McVay’s grandfather, the first Charles McVay, president of the Pittsburgh Trust Company, had financially supported the Naval Academy during its lean years after the Civil War. McVay’s celebrated father, Admiral Charles McVay, Jr., had commanded the Asiatic Fleet during World War I. He was a stern taskmaster, who had retired in 1932 to Washington, D.C., after an illustrious forty-two-year naval career. An 1890 graduate of the Naval Academy, he had taken the school’s motto—“God, Country, and Regiment”—to heart. He had drilled these values, in turn, into his son.

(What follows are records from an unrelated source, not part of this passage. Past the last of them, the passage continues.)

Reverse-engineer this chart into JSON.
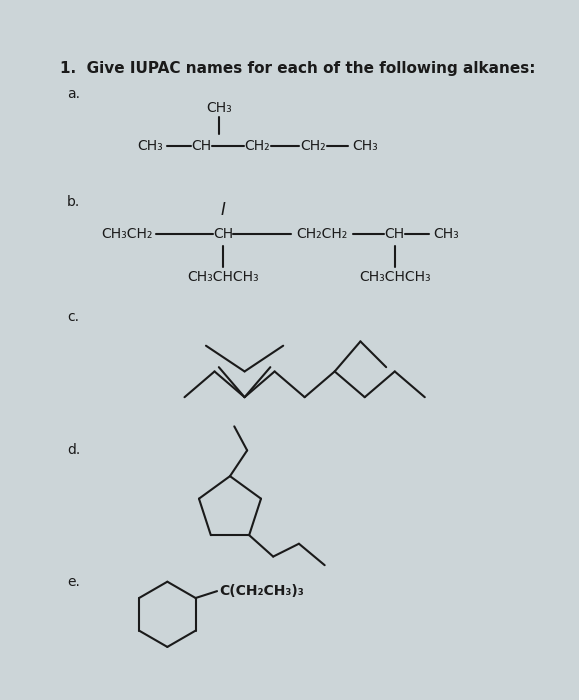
{
  "title": "1.  Give IUPAC names for each of the following alkanes:",
  "bg_color": "#ccd5d8",
  "text_color": "#1a1a1a",
  "label_a": "a.",
  "label_b": "b.",
  "label_c": "c.",
  "label_d": "d.",
  "label_e": "e.",
  "struct_e_label": "C(CH₂CH₃)₃"
}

And the son had been a good student. Charles Butler McVay III had graduated as an ensign in 1919. He was fluent in French and had completed a Naval War College correspondence
course in international law. He served with distinction in several navy commands, working aboard twelve ships in the Atlantic and Pacific. In 1943, he was awarded a Silver Star while acting as executive officer aboard the cruiser
Cleveland
in the Battle of the Solomon Islands. After this, he was appointed chairman of the Joint Intelligence Staff in the Office of Vice Chief of Naval Operations in Washington, D.C. His assignment to the
Indianapolis
in November 1944 was his first as a captain.
In many ways, McVay was a study in contradictions. Although at times he was quite outgoing, there was sometimes a shyness about him, which people would mistake for arrogance. The captain’s temper could flare on occasion, but he rarely held a grudge. McVay was cut from the cloth of a schooled navy tradition yet remained simpatico with his enlisted crew, many of whom had quit high school to join the navy. With his broad smile and chiseled features, women found him irresistible; men were drawn to his sense of jocular bravado. He was known to love a good bourbon once the ship’s engines had been shut down. But never before.